Modern High-Performance Computing (HPC) systems are composed of heterogeneous hardware, including a diverse mix of accelerator devices to which compute kernels can be offloaded. Historically, achieving good performance on these devices has required multiple programming languages to be used, typically requiring a different optimized implementation for each new device. The performance of devices is therefore ultimately tied to the language used and implicitly the underlying framework, run-time and compiler used -- known as the back-end. Benchmark suites have been developed to compare the performance of different language/device combinations.

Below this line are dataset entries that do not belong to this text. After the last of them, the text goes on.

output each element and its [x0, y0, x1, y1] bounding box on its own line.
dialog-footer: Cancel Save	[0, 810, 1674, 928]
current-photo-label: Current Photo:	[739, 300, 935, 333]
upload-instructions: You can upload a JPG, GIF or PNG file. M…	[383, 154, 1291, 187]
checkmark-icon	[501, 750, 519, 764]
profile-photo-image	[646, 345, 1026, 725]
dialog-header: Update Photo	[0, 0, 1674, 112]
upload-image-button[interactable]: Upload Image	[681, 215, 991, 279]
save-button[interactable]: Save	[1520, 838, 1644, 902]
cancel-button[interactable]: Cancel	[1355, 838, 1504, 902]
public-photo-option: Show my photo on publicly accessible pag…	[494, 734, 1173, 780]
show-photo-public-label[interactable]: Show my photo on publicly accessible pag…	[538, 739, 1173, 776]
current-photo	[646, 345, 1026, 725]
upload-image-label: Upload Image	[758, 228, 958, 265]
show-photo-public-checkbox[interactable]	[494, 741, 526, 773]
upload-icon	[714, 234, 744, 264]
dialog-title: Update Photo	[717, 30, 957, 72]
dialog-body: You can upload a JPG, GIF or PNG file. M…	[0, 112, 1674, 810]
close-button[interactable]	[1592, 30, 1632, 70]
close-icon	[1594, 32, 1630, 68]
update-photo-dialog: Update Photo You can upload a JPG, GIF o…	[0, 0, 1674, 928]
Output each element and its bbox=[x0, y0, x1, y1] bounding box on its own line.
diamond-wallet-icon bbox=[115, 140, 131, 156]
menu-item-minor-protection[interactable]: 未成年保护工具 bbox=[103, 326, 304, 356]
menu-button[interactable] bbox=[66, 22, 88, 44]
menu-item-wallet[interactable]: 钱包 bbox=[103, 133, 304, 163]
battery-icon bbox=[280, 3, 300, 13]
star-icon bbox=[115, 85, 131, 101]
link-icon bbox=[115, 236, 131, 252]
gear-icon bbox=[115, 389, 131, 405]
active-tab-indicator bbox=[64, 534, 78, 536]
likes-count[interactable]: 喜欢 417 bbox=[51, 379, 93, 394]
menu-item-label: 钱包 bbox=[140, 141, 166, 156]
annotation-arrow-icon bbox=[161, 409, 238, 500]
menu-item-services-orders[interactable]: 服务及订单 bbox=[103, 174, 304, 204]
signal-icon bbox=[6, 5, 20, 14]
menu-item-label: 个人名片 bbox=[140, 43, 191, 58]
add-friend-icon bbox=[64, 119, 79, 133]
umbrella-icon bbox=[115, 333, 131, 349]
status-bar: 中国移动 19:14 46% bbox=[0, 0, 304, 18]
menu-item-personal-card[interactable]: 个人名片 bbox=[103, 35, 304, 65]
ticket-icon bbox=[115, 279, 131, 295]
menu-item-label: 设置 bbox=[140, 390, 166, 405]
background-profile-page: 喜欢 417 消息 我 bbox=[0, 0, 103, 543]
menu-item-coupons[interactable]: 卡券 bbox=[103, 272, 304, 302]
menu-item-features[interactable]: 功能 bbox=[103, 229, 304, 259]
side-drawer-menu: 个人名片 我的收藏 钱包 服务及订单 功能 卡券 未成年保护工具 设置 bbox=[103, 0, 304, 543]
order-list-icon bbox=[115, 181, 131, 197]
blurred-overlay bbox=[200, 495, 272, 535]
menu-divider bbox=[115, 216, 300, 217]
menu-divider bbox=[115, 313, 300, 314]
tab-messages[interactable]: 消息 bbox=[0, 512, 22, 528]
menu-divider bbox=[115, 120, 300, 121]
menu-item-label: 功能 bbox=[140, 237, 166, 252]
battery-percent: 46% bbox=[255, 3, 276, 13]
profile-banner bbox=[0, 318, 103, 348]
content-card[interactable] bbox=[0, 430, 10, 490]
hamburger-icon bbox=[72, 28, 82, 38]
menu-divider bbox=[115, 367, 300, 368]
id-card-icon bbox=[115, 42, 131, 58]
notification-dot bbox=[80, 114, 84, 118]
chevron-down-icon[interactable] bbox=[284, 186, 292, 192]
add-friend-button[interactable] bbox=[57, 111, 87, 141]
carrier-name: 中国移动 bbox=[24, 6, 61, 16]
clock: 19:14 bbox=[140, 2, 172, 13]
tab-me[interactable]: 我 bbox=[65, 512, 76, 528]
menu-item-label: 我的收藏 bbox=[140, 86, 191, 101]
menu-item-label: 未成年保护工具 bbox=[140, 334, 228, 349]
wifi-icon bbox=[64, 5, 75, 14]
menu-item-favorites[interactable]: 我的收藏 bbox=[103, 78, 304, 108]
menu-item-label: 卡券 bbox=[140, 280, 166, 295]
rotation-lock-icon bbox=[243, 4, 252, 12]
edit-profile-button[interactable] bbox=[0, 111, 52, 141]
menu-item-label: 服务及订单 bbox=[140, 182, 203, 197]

In this project, we aim to assess the consistency of standard benchmarks across different implementations---whether they truly perform an apples-to-apples comparison in functionality of codes and their underlying workload characteristics. In particular, we focus on Rodinia, which was specifically developed to compare languages and associated back-ends by duplicating applications in multiple languages, namely, OpenCL, CUDA and OpenACC. Recently, we’ve also added OpenMP and SYCL versions of a majority of Rodinia benchmarks.
This assessment will use the Architecture-Independent Workload Characterization (AIWC) tool to compare benchmark versions, identify and describe inconsistencies, and modify benchmarks as appropriate to support fair comparison. The output of this project will be in the form of improvements to existing benchmark suites, performance measurements, and documentation, made available as free software.